Australia’s retirement income system has long implicitly taken it for granted that the vast majority of retired people will have very low housing costs – in turn reflecting a presumption that most of them will own their own homes, and will have fully paid down any mortgage debt taken on in order to finance the original acquisition of their homes; and that those who have been unable to become home-owners during their working lives will typically be accommodated in low-rental housing provided by State and Territory governments.

Consistent with this view, the Australian Superannuation Funds Association (ASFA) retirement standard budgets – both ‘comfortable’ and ‘modest’ – assume that retirees own their homes outright and hence make no provision for housing costs. These presumptions have allowed successive Australian Governments to maintain age pensions at lower levels than in most other ‘advanced’ economies without resulting in higher levels of poverty among retirees.
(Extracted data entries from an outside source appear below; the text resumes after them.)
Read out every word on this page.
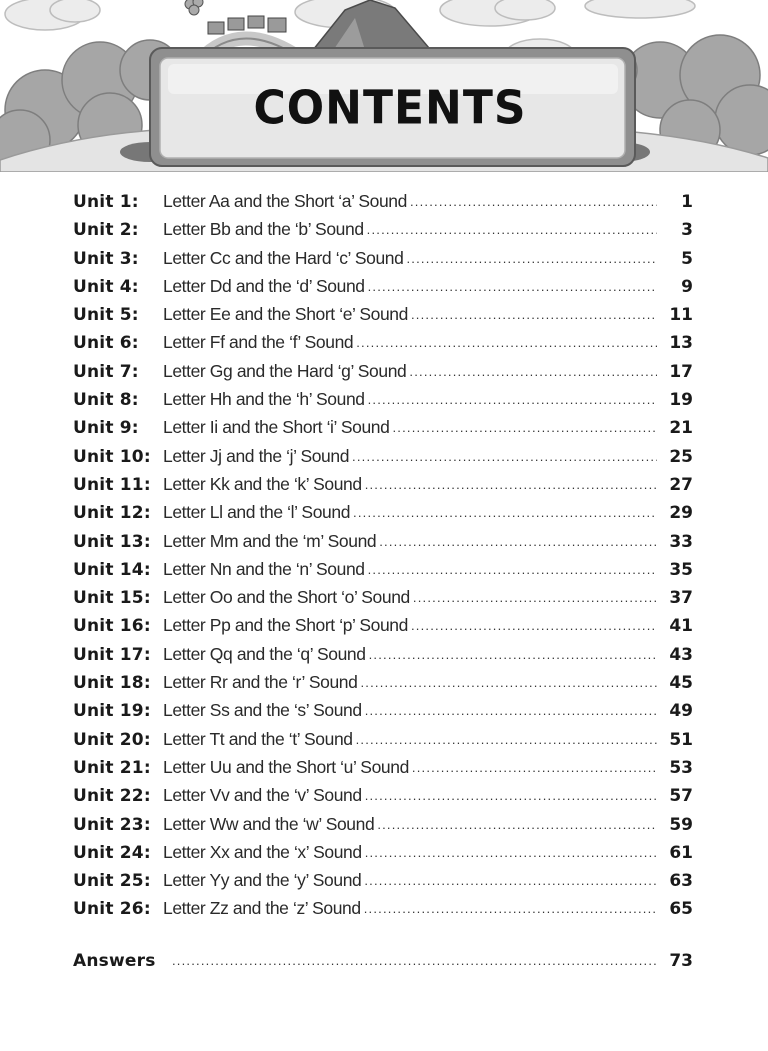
CONTENTS
Unit 1:	Letter Aa and the Short ‘a’ Sound .....	1
Unit 2:	Letter Bb and the ‘b’ Sound .....	3
Unit 3:	Letter Cc and the Hard ‘c’ Sound .....	5
Unit 4:	Letter Dd and the ‘d’ Sound .....	9
Unit 5:	Letter Ee and the Short ‘e’ Sound .....	11
Unit 6:	Letter Ff and the ‘f’ Sound .....	13
Unit 7:	Letter Gg and the Hard ‘g’ Sound .....	17
Unit 8:	Letter Hh and the ‘h’ Sound .....	19
Unit 9:	Letter Ii and the Short ‘i’ Sound .....	21
Unit 10: Letter Jj and the ‘j’ Sound .....	25
Unit 11: Letter Kk and the ‘k’ Sound .....	27
Unit 12: Letter Ll and the ‘l’ Sound .....	29
Unit 13: Letter Mm and the ‘m’ Sound .....	33
Unit 14: Letter Nn and the ‘n’ Sound .....	35
Unit 15: Letter Oo and the Short ‘o’ Sound .....	37
Unit 16: Letter Pp and the Short ‘p’ Sound .....	41
Unit 17: Letter Qq and the ‘q’ Sound .....	43
Unit 18: Letter Rr and the ‘r’ Sound .....	45
Unit 19: Letter Ss and the ‘s’ Sound .....	49
Unit 20: Letter Tt and the ‘t’ Sound .....	51
Unit 21: Letter Uu and the Short ‘u’ Sound .....	53
Unit 22: Letter Vv and the ‘v’ Sound .....	57
Unit 23: Letter Ww and the ‘w’ Sound .....	59
Unit 24: Letter Xx and the ‘x’ Sound .....	61
Unit 25: Letter Yy and the ‘y’ Sound .....	63
Unit 26: Letter Zz and the ‘z’ Sound .....	65
Answers .....	73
However, these assumptions are becoming increasingly dubious, as a result of three trends which have emerged over the past two decades:

  • first, declining rates of home ownership among people of working age, especially those in their late 20s and early 30s;
  • second, among those who have attained home ownership, declining rates of outright ownership – that is, having fully paid off their mortgage – and, conversely, a rising proportion of home owners, particularly among those in their late 50s or early 60s, who still have mortgage debt outstanding; and
  • third, a declining proportion of people aged 65 and over living in accommodation rented from State or Territory housing authorities, and conversely, an increasing proportion of people aged 65 and over living in private rental accommodation, for whom housing costs represent a higher-than-average, and rising, proportion of total income.

If these trends continue – and there is little reason to think that they won’t – then it is likely that:

  • an increasing proportion of new retirees will use some or all of their accumulated superannuation savings to discharge their outstanding mortgage debt, meaning that a higher proportion of retirees may remain wholly or partially dependent on the age pension than currently assumed; and
  • an increasing proportion of retirees will be living in privately rented housing, spending a higher proportion of their income on rent, potentially generating political pressure for increases in the level of Commonwealth Rent Assistance, in the age pension itself, or both.

In other words, there is a clear link between deteriorating housing affordability and the adequacy of Australia’s current retirement income system.